48 N.E.2d 19, 313 Mass. 511, 1943 Mass. LEXIS 727
CourtMassachusetts Supreme Judicial Court
DecidedApril 1, 1943
StatusPublished
Cited by13 cases

This text of 48 N.E.2d 19 (Beaudoin v. Sinodinos) is published on Counsel Stack Legal Research, covering Massachusetts Supreme Judicial Court primary law. Counsel Stack provides free access to over 12 million legal documents including statutes, case law, regulations, and constitutions.

Bluebook
Beaudoin v. Sinodinos, 48 N.E.2d 19, 313 Mass. 511, 1943 Mass. LEXIS 727 (Mass. 1943).

Opinion

Dolan, J.

This is a bill in equity brought against the defendants John Sinodinos, the Chicopee Falls Savings Bank, and The Great Atlantic and Pacific Tea Company, by which the plaintiff seeks to compel the defendant Sinodinos to remove from certain land over which the plaintiff claims a right of way, a portion of a structure alleged to have been erected thereon by Sinodinos, and also prays for certain relief against the defendant The Great Atlantic and Pacific Tea Company. The evidence is reported and the trial judge filed a statement of “Findings, Rulings and [513]*513Order for Decree,” and a final decree was entered by another judge of the Superior Court, dismissing the bill as to the defendant Chicopee Falls Savings Bank, commanding the defendant Sinodinos to remove from the parcel of land in question “the building as is therein constructed,” and permanently enjoining the defendants Sinodinos and The Great Atlantic and Pacific Tea Company from interfering with the plaintiff’s use of “Parcel Three as described in said Bill of Complaint, in accordance with the grants of rights of way.” Sinodinos alone appealed. He will be referred to hereinafter as the defendant.
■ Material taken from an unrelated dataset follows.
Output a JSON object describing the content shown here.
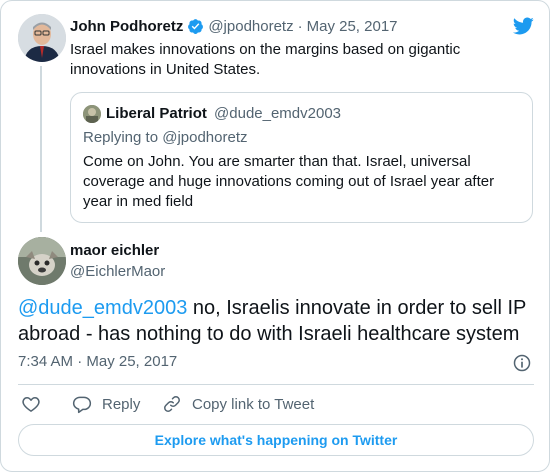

Since the evidence is reported it is the duty of this court to decide the case upon its own judgment of the evidence, giving due weight to the findings of the trial judge, which will not be reversed unless plainly wrong. Tuells v. Flint, 283 Mass. 106, 108-109. Blair’s Foodland Inc. v. Shuman’s Foodland, Inc. 311 Mass. 172, 174, and cases cited.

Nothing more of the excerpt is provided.